Ketika mau balik ke kos si perempuan, mereka berdua makan malam. Pikiran teman saya sederhana, warung makan yang enak bisa ditandai dari jumlah orang yang makan. Maka dia menghentikan laju motornya di sebuah warung yang terletak di bilangan Jetis, sebab warung itu cukup ramai.
Semenjak masuk warung, mereka bedua menjadi pusat perhatian baik oleh pemilik warung maupun pengunjung. Hidung teman saya sudah tentu mengembang. Dia berpikir, orang-orang itu takjub atas pasangan yang ideal: si laki-laki ganteng, si perempuan cantik.
Setelah lama duduk dan memesan tongseng, seorang pegawai warung mendekati teman saya kemudian bertanya sambil berbisik: “Mas, sampeyan berdua serius pesan makanan?”
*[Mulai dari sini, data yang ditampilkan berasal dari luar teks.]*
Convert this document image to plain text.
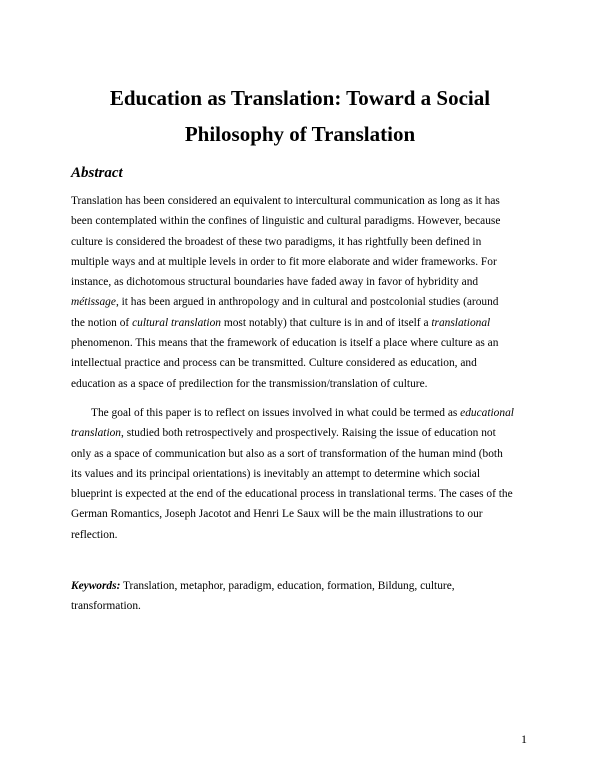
Education as Translation: Toward a Social
Philosophy of Translation
Abstract
Translation has been considered an equivalent to intercultural communication as long as it has
been contemplated within the confines of linguistic and cultural paradigms. However, because
culture is considered the broadest of these two paradigms, it has rightfully been defined in
multiple ways and at multiple levels in order to fit more elaborate and wider frameworks. For
instance, as dichotomous structural boundaries have faded away in favor of hybridity and
métissage, it has been argued in anthropology and in cultural and postcolonial studies (around
the notion of cultural translation most notably) that culture is in and of itself a translational
phenomenon. This means that the framework of education is itself a place where culture as an
intellectual practice and process can be transmitted. Culture considered as education, and
education as a space of predilection for the transmission/translation of culture.
The goal of this paper is to reflect on issues involved in what could be termed as educational
translation, studied both retrospectively and prospectively. Raising the issue of education not
only as a space of communication but also as a sort of transformation of the human mind (both
its values and its principal orientations) is inevitably an attempt to determine which social
blueprint is expected at the end of the educational process in translational terms. The cases of the
German Romantics, Joseph Jacotot and Henri Le Saux will be the main illustrations to our
reflection.
Keywords: Translation, metaphor, paradigm, education, formation, Bildung, culture,
transformation.
1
Teman saya agak tersinggung. Waktu itu dia memang belum begitu mapan. Tapi kalau cuma beli makan saja, semahal apapun pasti kuat. “Ya serius!” ungkap teman saya dengan nada tinggi.
“Bentar, Mas… Jangan emosi dulu.” kata pegawai warung. “Begini, Mas… Sampeyan tahu warung ini warung apa? Saya hanya ingin memastikan saja soalnya kan pacar sampeyan pakai jilbab.”
Begitu dia mendengar kalimat yang di dalamnya ada istilah “pacar sampeyan”, emosi teman saya mereda. Dia kemudian bilang dengan jujur. “Ya yang namanya tongseng pasti kambing to, Mas…”
“Nah, sampeyan keliru, Mas. Ini warung yang menjual tongseng anjing.”
Teman saya langsung pucat. Segera dia mengucapkan terimakasih, lalu mengajak perempuan yang sedang dibribiknya itu untuk segera oncat dari warung tersebut.
Ketika si perempuan yang berjilbab itu bertanya kenapa harus pergi padahal pesanan mereka belum datang, kawan saya menjawab, “Tadi pegawainya minta maaf, soalnya tongsengnya tinggal tulang. Gak cocok untuk kita.”
Kini mereka berdua sudah menikah dan dikaruniai seorang putera. Dari kisah itu, teman saya tahu, apa salah satu fungsi jilbab dalam kehidupan sehari-hari.
Mengingat kisah itu, tiba-tiba saya ingat Agus Mulyadi. Bagi dia, soal halal hanya merujuk ke satu hal: Kapan tiba waktu baginya ketika di sebuah malam, dia halal menyentuh seorang perempuan yang bukah muhrimnya.